Abigail Nussbaum said...

I had a complicated relationship with the narrator when I first read Rebecca. At first I pitied her and hoped things would turn out well for her. Then I started losing patience - she was falling for such obvious tricks and behaving like such a ninny! (It didn't help that I'd already seen the film and knew exactly what Mrs. Danvers was doing, although I think I would have guessed the business with the costume on my own.) At the book's turning point, when the narrator learns what Maxim did and decides to help him get away with it, I started losing all sympathy - she genuinely didn't care that he'd killed his wife. All that mattered was that he said he cared about her. She ends the book as a rather monstrous person, in my opinion, and at least Rebecca had been upfront about her monstrousness.

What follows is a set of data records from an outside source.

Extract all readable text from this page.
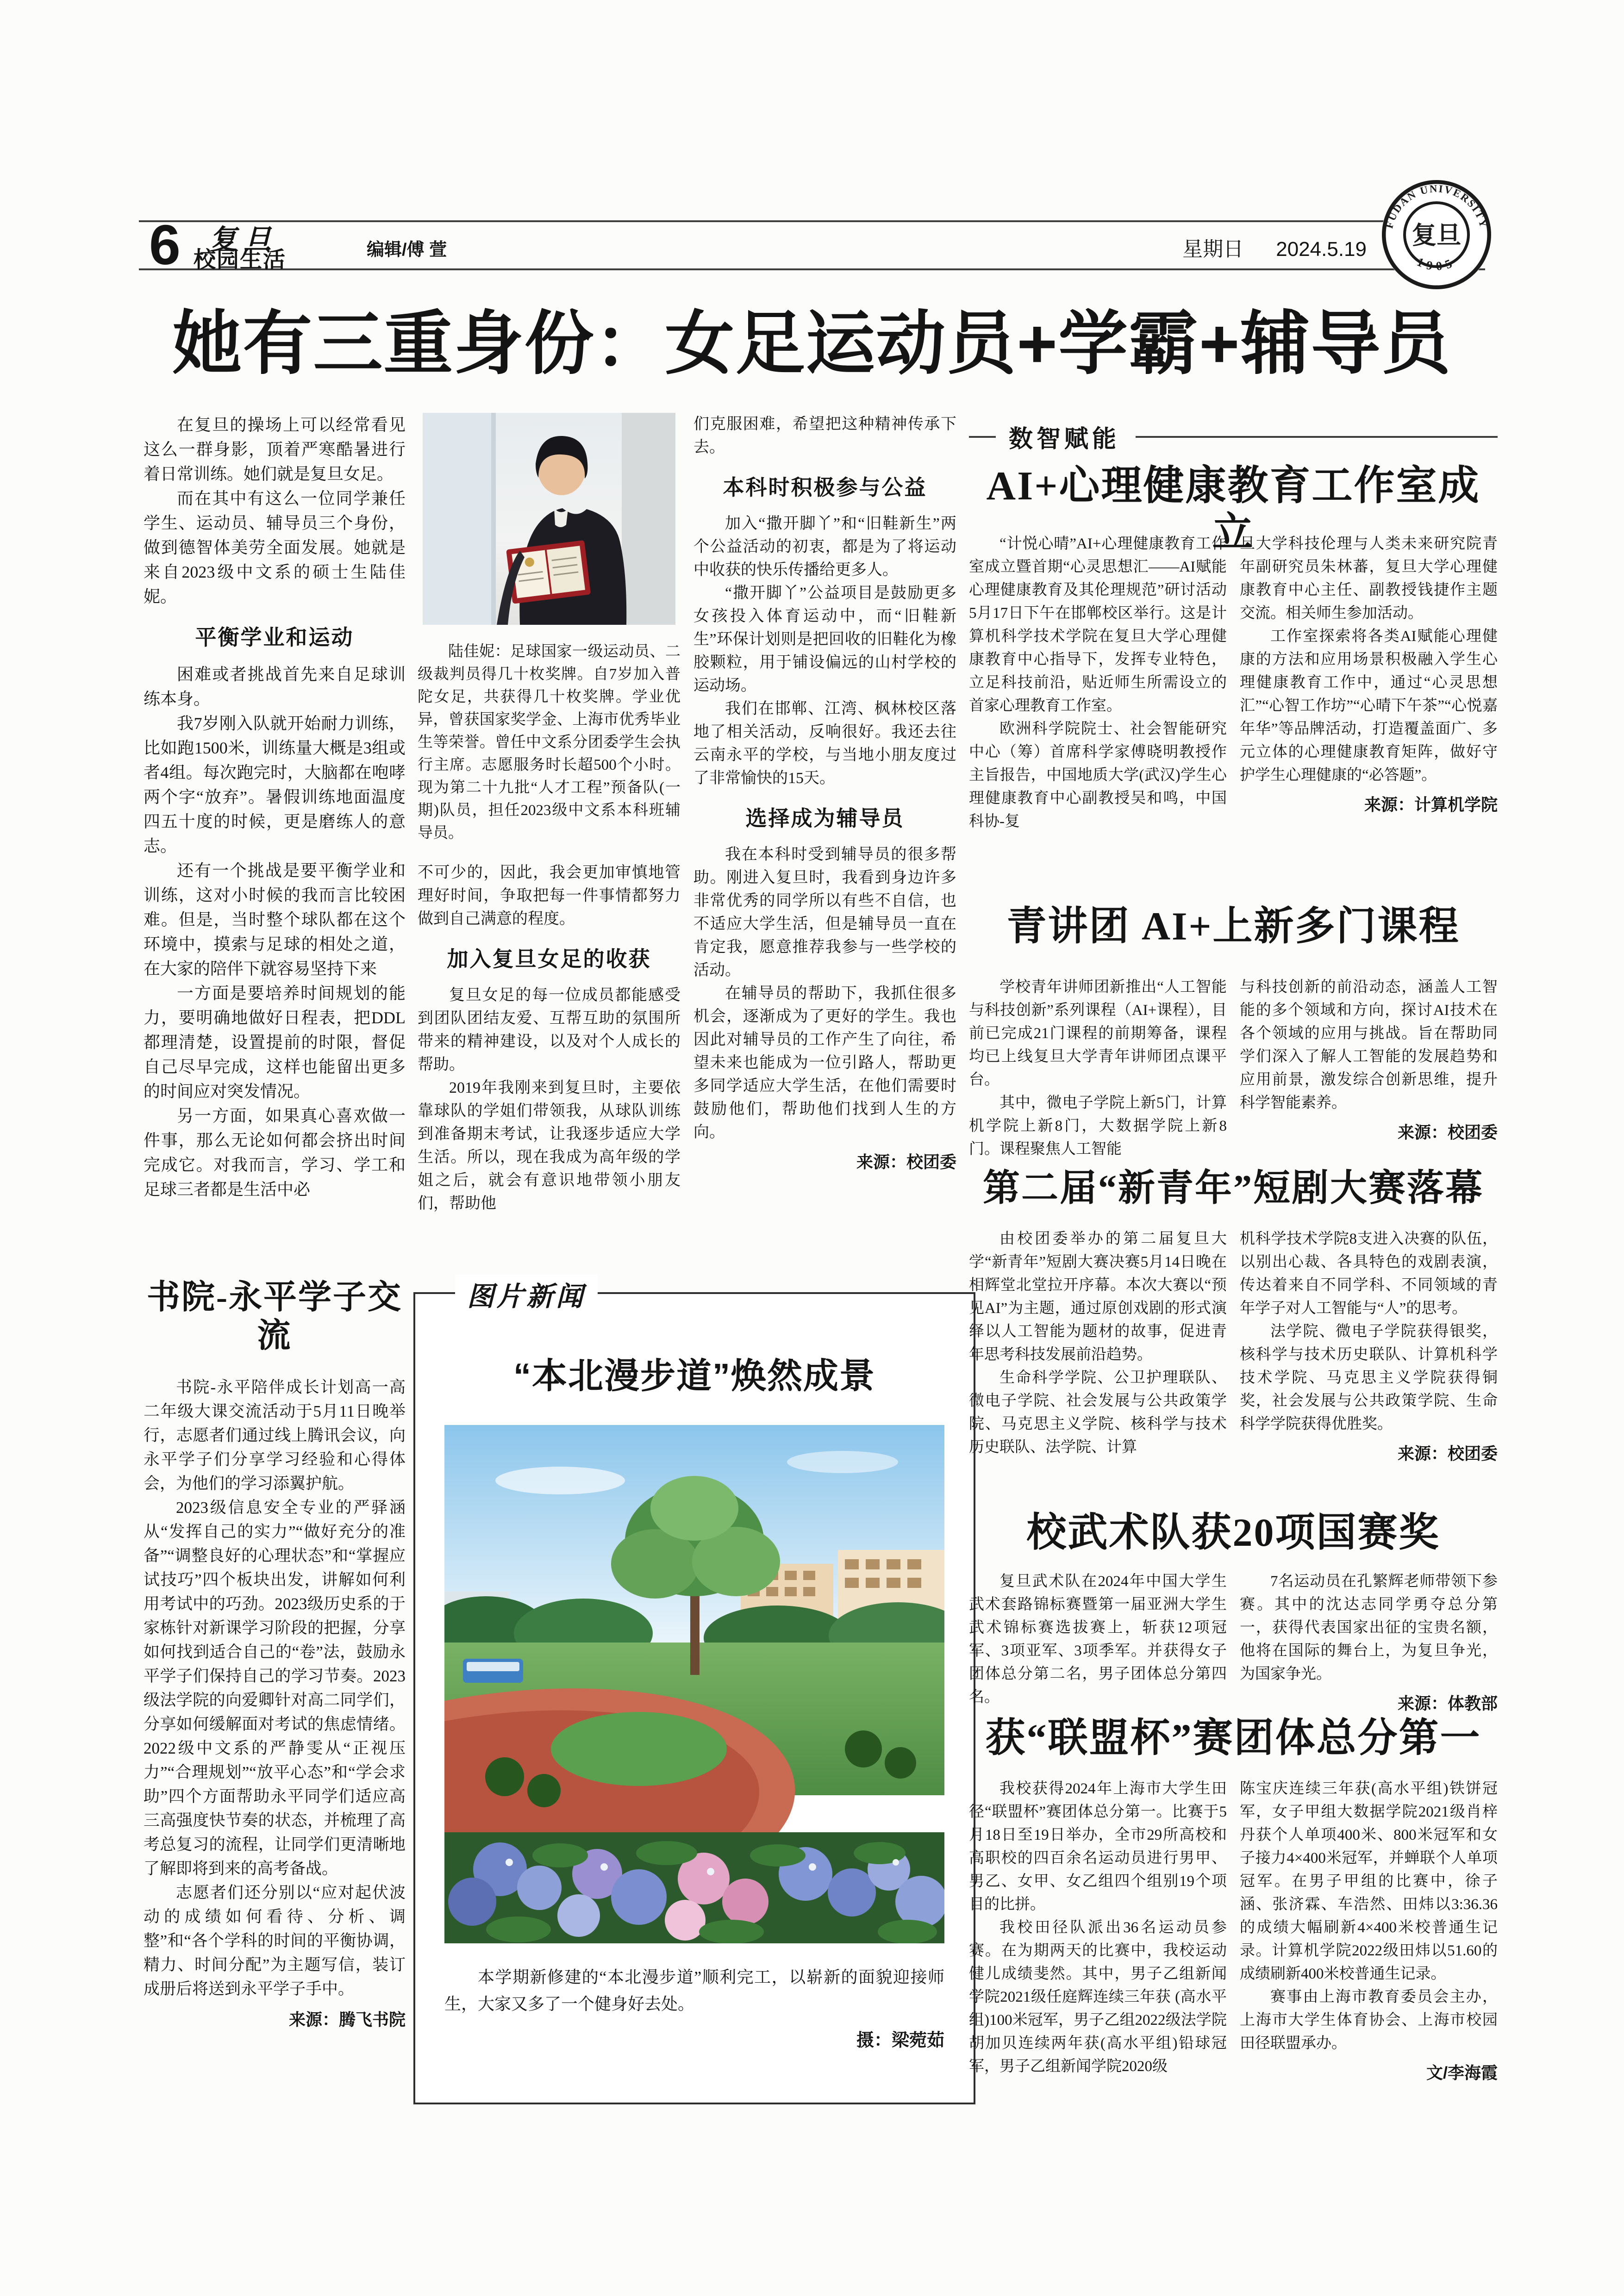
6 复旦
校园生活	编辑/傅 萱	星期日 2024.5.19
FUDAN UNIVERSITY
1905
复旦
她有三重身份：女足运动员+学霸+辅导员

在复旦的操场上可以经常看见这么一群身影，顶着严寒酷暑进行着日常训练。她们就是复旦女足。

而在其中有这么一位同学兼任学生、运动员、辅导员三个身份，做到德智体美劳全面发展。她就是来自2023级中文系的硕士生陆佳妮。

平衡学业和运动

困难或者挑战首先来自足球训练本身。

我7岁刚入队就开始耐力训练，比如跑1500米，训练量大概是3组或者4组。每次跑完时，大脑都在咆哮两个字“放弃”。暑假训练地面温度四五十度的时候，更是磨练人的意志。

还有一个挑战是要平衡学业和训练，这对小时候的我而言比较困难。但是，当时整个球队都在这个环境中，摸索与足球的相处之道，在大家的陪伴下就容易坚持下来

一方面是要培养时间规划的能力，要明确地做好日程表，把DDL都理清楚，设置提前的时限，督促自己尽早完成，这样也能留出更多的时间应对突发情况。

另一方面，如果真心喜欢做一件事，那么无论如何都会挤出时间完成它。对我而言，学习、学工和足球三者都是生活中必

书院-永平学子交流

书院-永平陪伴成长计划高一高二年级大课交流活动于5月11日晚举行，志愿者们通过线上腾讯会议，向永平学子们分享学习经验和心得体会，为他们的学习添翼护航。

2023级信息安全专业的严驿涵从“发挥自己的实力”“做好充分的准备”“调整良好的心理状态”和“掌握应试技巧”四个板块出发，讲解如何利用考试中的巧劲。2023级历史系的于家栋针对新课学习阶段的把握，分享如何找到适合自己的“卷”法，鼓励永平学子们保持自己的学习节奏。2023级法学院的向爱卿针对高二同学们，分享如何缓解面对考试的焦虑情绪。2022级中文系的严静雯从“正视压力”“合理规划”“放平心态”和“学会求助”四个方面帮助永平同学们适应高三高强度快节奏的状态，并梳理了高考总复习的流程，让同学们更清晰地了解即将到来的高考备战。

志愿者们还分别以“应对起伏波动的成绩如何看待、分析、调整”和“各个学科的时间的平衡协调，精力、时间分配”为主题写信，装订成册后将送到永平学子手中。

来源：腾飞书院

陆佳妮：足球国家一级运动员、二级裁判员得几十枚奖牌。自7岁加入普陀女足，共获得几十枚奖牌。学业优异，曾获国家奖学金、上海市优秀毕业生等荣誉。曾任中文系分团委学生会执行主席。志愿服务时长超500个小时。现为第二十九批“人才工程”预备队(一期)队员，担任2023级中文系本科班辅导员。

不可少的，因此，我会更加审慎地管理好时间，争取把每一件事情都努力做到自己满意的程度。

加入复旦女足的收获

复旦女足的每一位成员都能感受到团队团结友爱、互帮互助的氛围所带来的精神建设，以及对个人成长的帮助。

2019年我刚来到复旦时，主要依靠球队的学姐们带领我，从球队训练到准备期末考试，让我逐步适应大学生活。所以，现在我成为高年级的学姐之后，就会有意识地带领小朋友们，帮助他

们克服困难，希望把这种精神传承下去。

本科时积极参与公益

加入“撒开脚丫”和“旧鞋新生”两个公益活动的初衷，都是为了将运动中收获的快乐传播给更多人。

“撒开脚丫”公益项目是鼓励更多女孩投入体育运动中，而“旧鞋新生”环保计划则是把回收的旧鞋化为橡胶颗粒，用于铺设偏远的山村学校的运动场。

我们在邯郸、江湾、枫林校区落地了相关活动，反响很好。我还去往云南永平的学校，与当地小朋友度过了非常愉快的15天。

选择成为辅导员

我在本科时受到辅导员的很多帮助。刚进入复旦时，我看到身边许多非常优秀的同学所以有些不自信，也不适应大学生活，但是辅导员一直在肯定我，愿意推荐我参与一些学校的活动。

在辅导员的帮助下，我抓住很多机会，逐渐成为了更好的学生。我也因此对辅导员的工作产生了向往，希望未来也能成为一位引路人，帮助更多同学适应大学生活，在他们需要时鼓励他们，帮助他们找到人生的方向。

来源：校团委
图片新闻
“本北漫步道”焕然成景

本学期新修建的“本北漫步道”顺利完工，以崭新的面貌迎接师生，大家又多了一个健身好去处。

摄：梁菀茹
数智赋能
AI+心理健康教育工作室成立

“计悦心晴”AI+心理健康教育工作室成立暨首期“心灵思想汇——AI赋能心理健康教育及其伦理规范”研讨活动5月17日下午在邯郸校区举行。这是计算机科学技术学院在复旦大学心理健康教育中心指导下，发挥专业特色，立足科技前沿，贴近师生所需设立的首家心理教育工作室。

欧洲科学院院士、社会智能研究中心（筹）首席科学家傅晓明教授作主旨报告，中国地质大学(武汉)学生心理健康教育中心副教授吴和鸣，中国科协-复

旦大学科技伦理与人类未来研究院青年副研究员朱林蕃，复旦大学心理健康教育中心主任、副教授钱捷作主题交流。相关师生参加活动。

工作室探索将各类AI赋能心理健康的方法和应用场景积极融入学生心理健康教育工作中，通过“心灵思想汇”“心智工作坊”“心晴下午茶”“心悦嘉年华”等品牌活动，打造覆盖面广、多元立体的心理健康教育矩阵，做好守护学生心理健康的“必答题”。

来源：计算机学院
青讲团 AI+上新多门课程

学校青年讲师团新推出“人工智能与科技创新”系列课程（AI+课程），目前已完成21门课程的前期筹备，课程均已上线复旦大学青年讲师团点课平台。

其中，微电子学院上新5门，计算机学院上新8门，大数据学院上新8门。课程聚焦人工智能

与科技创新的前沿动态，涵盖人工智能的多个领域和方向，探讨AI技术在各个领域的应用与挑战。旨在帮助同学们深入了解人工智能的发展趋势和应用前景，激发综合创新思维，提升科学智能素养。

来源：校团委
第二届“新青年”短剧大赛落幕

由校团委举办的第二届复旦大学“新青年”短剧大赛决赛5月14日晚在相辉堂北堂拉开序幕。本次大赛以“预见AI”为主题，通过原创戏剧的形式演绎以人工智能为题材的故事，促进青年思考科技发展前沿趋势。

生命科学学院、公卫护理联队、微电子学院、社会发展与公共政策学院、马克思主义学院、核科学与技术历史联队、法学院、计算

机科学技术学院8支进入决赛的队伍，以别出心裁、各具特色的戏剧表演，传达着来自不同学科、不同领域的青年学子对人工智能与“人”的思考。

法学院、微电子学院获得银奖，核科学与技术历史联队、计算机科学技术学院、马克思主义学院获得铜奖，社会发展与公共政策学院、生命科学学院获得优胜奖。

来源：校团委
校武术队获20项国赛奖

复旦武术队在2024年中国大学生武术套路锦标赛暨第一届亚洲大学生武术锦标赛选拔赛上，斩获12项冠军、3项亚军、3项季军。并获得女子团体总分第二名，男子团体总分第四名。

7名运动员在孔繁辉老师带领下参赛。其中的沈达志同学勇夺总分第一，获得代表国家出征的宝贵名额，他将在国际的舞台上，为复旦争光，为国家争光。

来源：体教部
获“联盟杯”赛团体总分第一

我校获得2024年上海市大学生田径“联盟杯”赛团体总分第一。比赛于5月18日至19日举办，全市29所高校和高职校的四百余名运动员进行男甲、男乙、女甲、女乙组四个组别19个项目的比拼。

我校田径队派出36名运动员参赛。在为期两天的比赛中，我校运动健儿成绩斐然。其中，男子乙组新闻学院2021级任庭辉连续三年获 (高水平组)100米冠军，男子乙组2022级法学院胡加贝连续两年获(高水平组)铅球冠军，男子乙组新闻学院2020级

陈宝庆连续三年获(高水平组)铁饼冠军，女子甲组大数据学院2021级肖梓丹获个人单项400米、800米冠军和女子接力4×400米冠军，并蝉联个人单项冠军。在男子甲组的比赛中，徐子涵、张济霖、车浩然、田炜以3:36.36的成绩大幅刷新4×400米校普通生记录。计算机学院2022级田炜以51.60的成绩刷新400米校普通生记录。

赛事由上海市教育委员会主办，上海市大学生体育协会、上海市校园田径联盟承办。

文/李海霞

I agree that Beauman's introduction is overstated, as is her thesis, but I think she has a point when she argues that Rebecca is the novel's real main character. Certainly she's the one who comes closest to triumphing.

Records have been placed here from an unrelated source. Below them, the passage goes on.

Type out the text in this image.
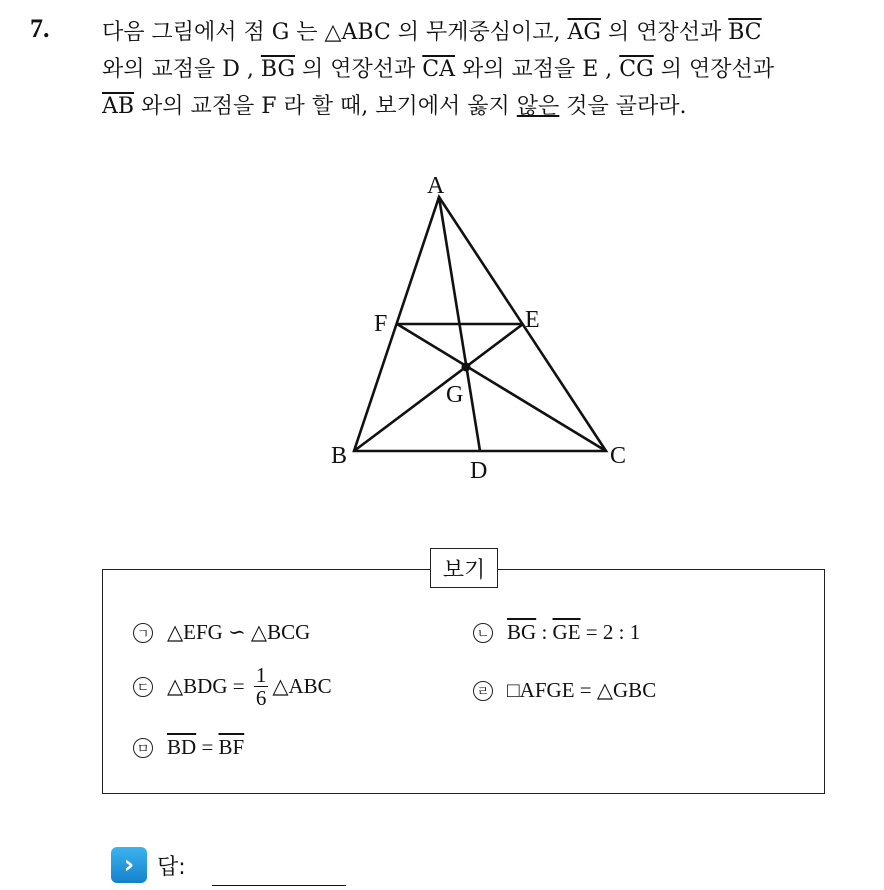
7. 다음 그림에서 점 G 는 △ABC 의 무게중심이고, $\overline{AG}$ 의 연장선과 $\overline{BC}$
와의 교점을 D , $\overline{BG}$ 의 연장선과 $\overline{CA}$ 와의 교점을 E , $\overline{CG}$ 의 연장선과
$\overline{AB}$ 와의 교점을 F 라 할 때, 보기에서 옳지 않은 것을 골라라.
A
B	C
D
E
F
G
보기
ㄱ △EFG ∽ △BCG	ㄴ $\overline{BG}$ : $\overline{GE} = 2$ : 1
ㄷ △BDG = $\frac{1}{6}$ △ABC	ㄹ □AFGE = △GBC
ㅁ $\overline{BD} = \overline{BF}$
›	답:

I got the impression from Jane Eyre (although I haven't read it in a while) that Mr. Rochester was just as promiscuous as Bertha

I think what we're supposed to understand from the book is that Rochester was fairly upstanding before his marriage, but that after he realized he'd been saddled with a lunatic for life, he made for the continent, and a life of dissipation. And I don't think Bronte forgives him for this - he is censured and in many ways punished for this behavior, and he doesn't get to be happy until he repents of it - but she certainly feels that he was justified in his desperation.

Helen Louise said...

I've finally gotten around to reading The Crimson Petal and the White... was thinking about this post recently, then discovered that thanks to the recent TV adaptation, copies were in abundance at the bookshop. Great stuff, thanks for writing about it here :)

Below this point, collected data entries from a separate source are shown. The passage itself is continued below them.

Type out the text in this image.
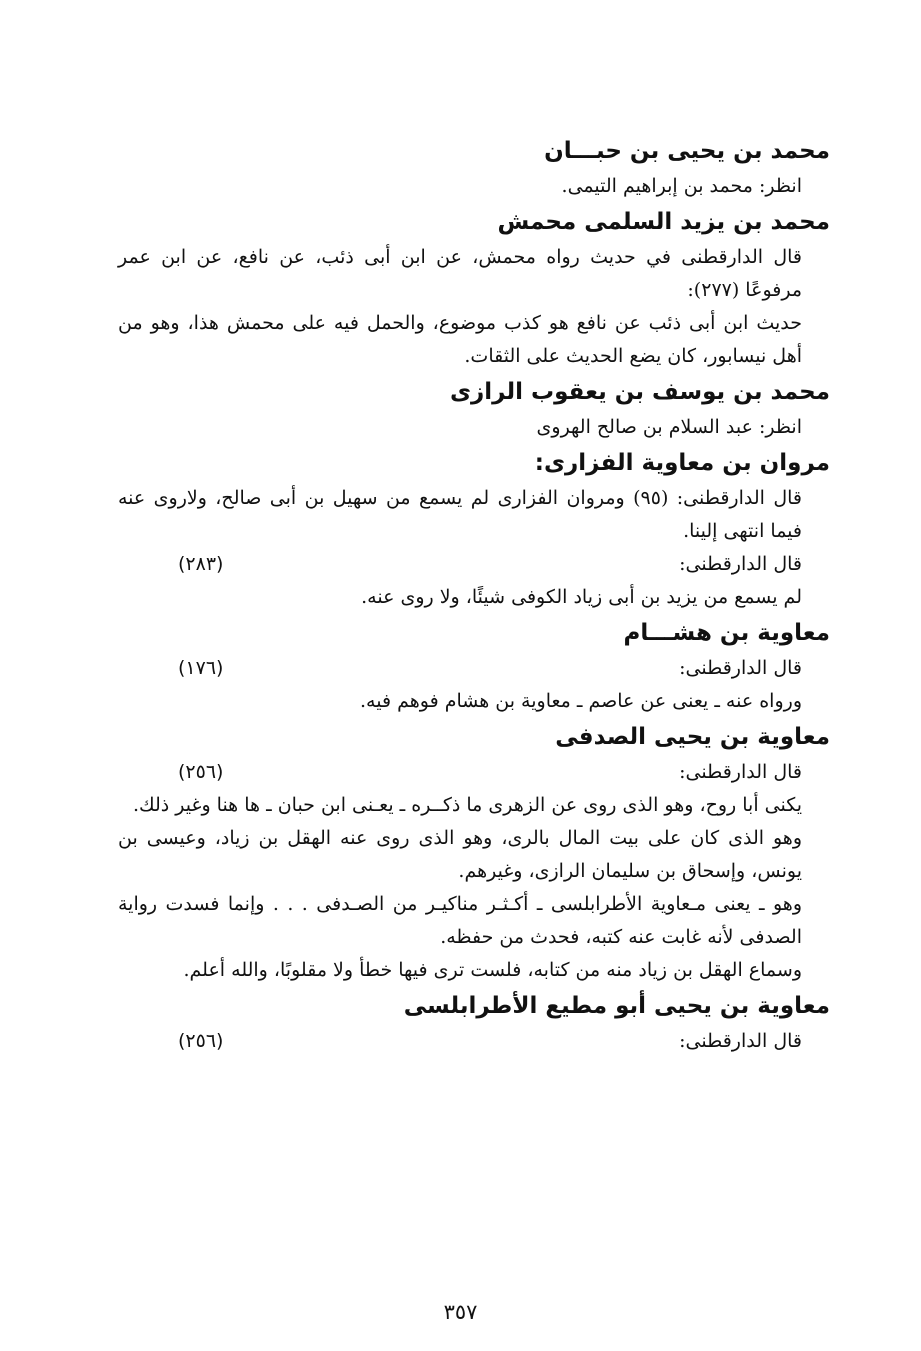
محمد بن يحيى بن حبـــان

انظر: محمد بن إبراهيم التيمى.

محمد بن يزيد السلمى محمش

قال الدارقطنى في حديث رواه محمش، عن ابن أبى ذئب، عن نافع، عن ابن عمر مرفوعًا (٢٧٧):

حديث ابن أبى ذئب عن نافع هو كذب موضوع، والحمل فيه على محمش هذا، وهو من أهل نيسابور، كان يضع الحديث على الثقات.

محمد بن يوسف بن يعقوب الرازى

انظر: عبد السلام بن صالح الهروى

مروان بن معاوية الفزارى:

قال الدارقطنى: (٩٥) ومروان الفزارى لم يسمع من سهيل بن أبى صالح، ولاروى عنه فيما انتهى إلينا.

قال الدارقطنى:
(٢٨٣)

لم يسمع من يزيد بن أبى زياد الكوفى شيئًا، ولا روى عنه.

معاوية بن هشـــام
قال الدارقطنى:
(١٧٦)

ورواه عنه ـ يعنى عن عاصم ـ معاوية بن هشام فوهم فيه.

معاوية بن يحيى الصدفى
قال الدارقطنى:
(٢٥٦)

يكنى أبا روح، وهو الذى روى عن الزهرى ما ذكــره ـ يعـنى ابن حبان ـ ها هنا وغير ذلك.

وهو الذى كان على بيت المال بالرى، وهو الذى روى عنه الهقل بن زياد، وعيسى بن يونس، وإسحاق بن سليمان الرازى، وغيرهم.

وهو ـ يعنى مـعاوية الأطرابلسى ـ أكـثـر مناكيـر من الصـدفى . . . وإنما فسدت رواية الصدفى لأنه غابت عنه كتبه، فحدث من حفظه.

وسماع الهقل بن زياد منه من كتابه، فلست ترى فيها خطأ ولا مقلوبًا، والله أعلم.

معاوية بن يحيى أبو مطيع الأطرابلسى
قال الدارقطنى:
(٢٥٦)
٣٥٧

If you've not read Brick Lane by Monica Ali, you may like it, though it's about relatively contemporary Bangladeshi immigrants to Britain rather than Victorian Londoners, it seemed to share a few themes with Crimson. Both novels focus on the relative powerlessness of the female protagonists, both of whom take their fate into their own hands at the story's climax. Both novels have somewhat buffoonish male characters who see the female protagonist as an accessory to their lifestyle, not really quite noticing the woman's own personhood... but both novels are rather tender with these buffoonish males, portraying their faults clearly but also allowing readers to draw their own conclusions (Chanu loves to rail against racism, it's never clear whether he's using this as an excuse or whether he is genuinely the victim of discrimination... His various pretensions also seem at first ridiculous but after a while they seem like harmless eccentricities - perhaps they are even the defence mechanisms that he uses to tackle an often harsh and judgmental world.) And both novels deal with ideas about women's purity and sexuality within a society where women's modesty is tightly regulated and controlled - where a woman's worth can be destroyed if her virtue is in question.